Au total, Vavilov conserve et reproduit quelque 350.000 variétés de graines. L’institut redistribue gratuitement ce patrimoine génétique fruitier ou légumier, y compris dans les lieux d’origine d’où il avait parfois disparu. Le chou quintal, délicieux dans la potée auvergnate, a ainsi été réintroduit l’automne dernier en Haute-Loire.
La station française sera lancée à Charly près de Lyon sur quatre hectares sécurisés. Pour l’occasion, trois variétés seront solennellement semées (en pot): un maïs du 17e siècle, le maïs de Bresse, un tournesol russe à plusieurs tiges et plusieurs fleurs, très mellifère, et un haricot grimpant.
Les semenciers ont « oublié la diversité »
« Nous avons choisi des variétés résistantes aux maladies, qui attirent les insectes auxiliaires », (protègent l’écosystème contre les ravageurs), explique à l’AFP Stéphane Crozat, ethno-botaniste ex-CNRS, qui a lancé l’association Centre de Ressources de Botanique Appliquée (CRBA) à Lyon, responsable scientifique du projet. Certaines variétés ont été retrouvées dans le Caucase, préservées et multipliées dans des installations Vavilov.
Le budget de la future station Vavilov française porte sur 400.000 euros par an, comprenant un centre de documentation, une pépinière et une boutique. Le projet prévoit aussi le lancement de 15 jardins connectés entre eux, dans différentes villes de France, pour montrer au public et partager la biodiversité, pour un budget de 300.000 euros.
A elles seules, quatre fondations de mécénat du Crédit Agricole vont apporter 100.000 euros par an pendant trois ans au projet, indique à l’AFP Virginie Percevaux, déléguée générale de l’une des quatre, « Solidarité et développement ».
Le reste vient des collectivités locales et des quatre paysagistes qui ont fondé de De Natura, sous forme d’heures de travail ou de matériels.
Le premier de ces jardins conservatoires avait été inauguré dès 2016 sur le site du siège du groupe Seb à Ecully. D’autres ont fleuri, comme à la Chartreuse de Neuville près du Touquet, ou sont en germe, comme à Lille.
« Le volet pédagogique autour de Vavilov est crucial », souligne à l’AFP Benoît Lambrey, directeur général de la deuxième entreprise de paysage française, Tarvel, et président de De Natura, passionné de biodiversité végétale et animale.

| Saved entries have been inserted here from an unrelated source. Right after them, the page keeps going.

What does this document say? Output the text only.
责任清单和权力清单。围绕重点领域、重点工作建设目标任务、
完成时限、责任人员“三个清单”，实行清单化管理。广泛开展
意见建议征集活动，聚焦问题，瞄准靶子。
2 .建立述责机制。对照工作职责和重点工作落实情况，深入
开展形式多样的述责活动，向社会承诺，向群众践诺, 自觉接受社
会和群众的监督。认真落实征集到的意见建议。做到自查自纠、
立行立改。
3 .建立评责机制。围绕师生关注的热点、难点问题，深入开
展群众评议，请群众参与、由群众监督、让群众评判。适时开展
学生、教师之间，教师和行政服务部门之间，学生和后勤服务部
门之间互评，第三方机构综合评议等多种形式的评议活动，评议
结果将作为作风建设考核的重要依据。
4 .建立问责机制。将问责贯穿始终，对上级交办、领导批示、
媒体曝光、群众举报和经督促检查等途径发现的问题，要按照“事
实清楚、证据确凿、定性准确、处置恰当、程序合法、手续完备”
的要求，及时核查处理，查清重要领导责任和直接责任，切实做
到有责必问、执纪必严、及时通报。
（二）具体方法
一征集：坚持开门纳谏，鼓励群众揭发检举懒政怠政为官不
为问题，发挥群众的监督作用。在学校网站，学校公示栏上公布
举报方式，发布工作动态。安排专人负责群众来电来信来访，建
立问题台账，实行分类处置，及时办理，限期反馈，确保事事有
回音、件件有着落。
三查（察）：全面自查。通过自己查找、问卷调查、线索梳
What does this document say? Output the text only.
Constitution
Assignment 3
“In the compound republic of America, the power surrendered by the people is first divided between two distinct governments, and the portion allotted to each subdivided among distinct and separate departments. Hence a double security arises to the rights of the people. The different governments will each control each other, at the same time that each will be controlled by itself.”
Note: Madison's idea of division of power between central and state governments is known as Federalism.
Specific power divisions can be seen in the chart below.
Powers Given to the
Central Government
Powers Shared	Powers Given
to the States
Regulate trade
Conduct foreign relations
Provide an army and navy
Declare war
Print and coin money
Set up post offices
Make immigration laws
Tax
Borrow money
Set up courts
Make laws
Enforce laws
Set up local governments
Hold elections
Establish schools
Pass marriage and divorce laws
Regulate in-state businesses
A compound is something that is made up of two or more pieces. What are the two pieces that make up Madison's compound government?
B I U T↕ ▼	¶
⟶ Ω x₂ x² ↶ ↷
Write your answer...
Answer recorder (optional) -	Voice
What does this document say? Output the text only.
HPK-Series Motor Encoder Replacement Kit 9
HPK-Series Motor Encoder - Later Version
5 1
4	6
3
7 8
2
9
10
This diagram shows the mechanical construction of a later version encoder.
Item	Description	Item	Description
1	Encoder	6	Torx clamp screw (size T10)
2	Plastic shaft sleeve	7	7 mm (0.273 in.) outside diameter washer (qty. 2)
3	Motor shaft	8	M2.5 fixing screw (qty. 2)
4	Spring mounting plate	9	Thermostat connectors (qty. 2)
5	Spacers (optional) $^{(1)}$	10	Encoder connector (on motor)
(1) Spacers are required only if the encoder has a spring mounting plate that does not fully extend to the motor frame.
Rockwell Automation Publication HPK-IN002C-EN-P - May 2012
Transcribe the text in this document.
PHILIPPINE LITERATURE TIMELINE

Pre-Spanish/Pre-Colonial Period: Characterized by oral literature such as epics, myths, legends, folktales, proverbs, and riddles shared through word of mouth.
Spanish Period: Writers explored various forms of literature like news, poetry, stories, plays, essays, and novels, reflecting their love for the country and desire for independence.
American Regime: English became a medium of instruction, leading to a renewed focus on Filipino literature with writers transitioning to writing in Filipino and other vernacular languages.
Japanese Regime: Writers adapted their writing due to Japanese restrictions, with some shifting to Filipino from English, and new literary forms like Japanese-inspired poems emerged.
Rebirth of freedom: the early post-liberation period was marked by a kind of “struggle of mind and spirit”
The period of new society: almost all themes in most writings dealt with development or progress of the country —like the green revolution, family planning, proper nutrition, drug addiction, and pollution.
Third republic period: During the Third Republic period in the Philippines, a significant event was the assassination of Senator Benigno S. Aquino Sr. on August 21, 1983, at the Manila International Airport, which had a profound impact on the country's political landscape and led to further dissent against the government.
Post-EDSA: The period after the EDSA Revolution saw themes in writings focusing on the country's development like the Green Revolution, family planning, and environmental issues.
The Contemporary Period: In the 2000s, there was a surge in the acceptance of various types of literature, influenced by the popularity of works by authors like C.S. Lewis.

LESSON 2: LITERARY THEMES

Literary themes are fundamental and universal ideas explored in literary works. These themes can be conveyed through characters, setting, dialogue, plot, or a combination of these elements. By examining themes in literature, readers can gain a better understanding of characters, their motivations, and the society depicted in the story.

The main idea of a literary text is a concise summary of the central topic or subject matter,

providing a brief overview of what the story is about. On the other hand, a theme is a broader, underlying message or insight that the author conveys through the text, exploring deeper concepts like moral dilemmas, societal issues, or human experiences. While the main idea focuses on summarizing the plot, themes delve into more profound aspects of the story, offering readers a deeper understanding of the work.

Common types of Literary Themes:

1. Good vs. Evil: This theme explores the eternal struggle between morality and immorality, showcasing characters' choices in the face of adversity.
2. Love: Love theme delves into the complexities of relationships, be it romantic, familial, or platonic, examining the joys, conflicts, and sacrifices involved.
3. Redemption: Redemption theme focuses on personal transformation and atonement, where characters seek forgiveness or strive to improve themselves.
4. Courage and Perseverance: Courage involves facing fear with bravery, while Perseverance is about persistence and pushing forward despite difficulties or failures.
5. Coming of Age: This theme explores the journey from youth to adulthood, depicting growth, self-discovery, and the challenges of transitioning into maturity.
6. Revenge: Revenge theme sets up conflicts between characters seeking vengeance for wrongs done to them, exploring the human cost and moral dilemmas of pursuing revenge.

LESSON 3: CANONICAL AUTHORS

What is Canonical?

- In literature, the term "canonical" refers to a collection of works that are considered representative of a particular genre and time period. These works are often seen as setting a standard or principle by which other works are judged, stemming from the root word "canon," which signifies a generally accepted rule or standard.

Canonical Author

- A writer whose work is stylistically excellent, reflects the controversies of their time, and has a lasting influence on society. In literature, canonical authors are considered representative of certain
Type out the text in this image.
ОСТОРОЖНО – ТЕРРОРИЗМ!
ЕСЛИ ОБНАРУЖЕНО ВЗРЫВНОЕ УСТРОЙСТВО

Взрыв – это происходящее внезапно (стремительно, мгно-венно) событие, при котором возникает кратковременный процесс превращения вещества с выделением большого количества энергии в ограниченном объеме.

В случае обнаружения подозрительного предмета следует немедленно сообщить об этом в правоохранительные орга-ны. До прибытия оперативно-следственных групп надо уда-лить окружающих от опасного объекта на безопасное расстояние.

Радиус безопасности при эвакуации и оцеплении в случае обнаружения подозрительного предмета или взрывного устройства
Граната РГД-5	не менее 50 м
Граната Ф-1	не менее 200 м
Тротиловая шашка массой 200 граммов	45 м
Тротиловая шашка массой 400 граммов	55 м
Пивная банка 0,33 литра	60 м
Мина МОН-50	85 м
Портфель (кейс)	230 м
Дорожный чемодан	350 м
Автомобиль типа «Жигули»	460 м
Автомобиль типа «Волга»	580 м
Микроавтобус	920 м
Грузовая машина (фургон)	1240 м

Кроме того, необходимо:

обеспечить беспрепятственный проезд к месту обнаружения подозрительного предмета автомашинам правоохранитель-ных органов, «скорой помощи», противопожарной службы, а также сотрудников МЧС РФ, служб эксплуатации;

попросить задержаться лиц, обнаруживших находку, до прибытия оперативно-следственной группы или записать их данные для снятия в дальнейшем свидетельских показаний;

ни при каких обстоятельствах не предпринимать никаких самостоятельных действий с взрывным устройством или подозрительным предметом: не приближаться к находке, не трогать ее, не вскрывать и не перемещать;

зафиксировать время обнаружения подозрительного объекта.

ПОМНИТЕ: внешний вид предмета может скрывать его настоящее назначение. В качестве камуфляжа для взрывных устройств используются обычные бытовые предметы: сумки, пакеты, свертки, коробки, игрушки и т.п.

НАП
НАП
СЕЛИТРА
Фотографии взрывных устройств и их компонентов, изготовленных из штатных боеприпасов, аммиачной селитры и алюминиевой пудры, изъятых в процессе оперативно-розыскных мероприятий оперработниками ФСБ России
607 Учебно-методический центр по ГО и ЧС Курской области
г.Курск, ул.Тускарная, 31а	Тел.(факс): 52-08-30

« La seule solution pour faire face au réchauffement climatique est de multiplier au maximum la diversité végétale et les résistances des plantes », ajoute Stéphane Crozat. Or, depuis la deuxième guerre mondiale, les semenciers et l’agriculture industrielle « ont fait exactement le contraire »: « En ne faisant progresser que les rendements, ils ont spécialisé la génétique, et oublié la diversité », relève M. Crozat.
Résultat: selon la FAO, l’agence des Nations unies pour l’alimentation et l’agriculture, 80% de la ressource génétique cultivée a disparu en 70 ans.
« Les végétaux n’arrivent pas à suivre le réchauffement »
Il est donc « urgent d’agir », selon M. Crozat, « dans 10 ans il sera trop tard », le changement climatique va beaucoup trop vite, les plantes ont déjà du mal à s’adapter » estime-t-il, en citant l’avancée d’un mois de la floraison de certains végétaux qu’il constate en région lyonnaise.
« L’été dernier, tous les maïs et les courgettes qui ont des besoins en eau similaires n’ont pas pu supporter la sécheresse, certains ont fleuri mais n’ont pas fructifié, les végétaux n’arrivent pas à suivre », ajoute M. Crozat.
Son association CRBA a réintroduit, avec des maraîchers de la région, des variétés de haricots locales, comme le beurre du Mont d’or, retrouvé en Russie, alors qu’il avait été « créé » par le semencier Rivoire en 1850.
Les botanistes vont maintenant comparer les espèces en les faisant pousser en France et en Russie avec les mêmes protocoles pour suivre leur comportement et leur adaptation aux maladies et au climat, et leurs qualités nutritionnelles.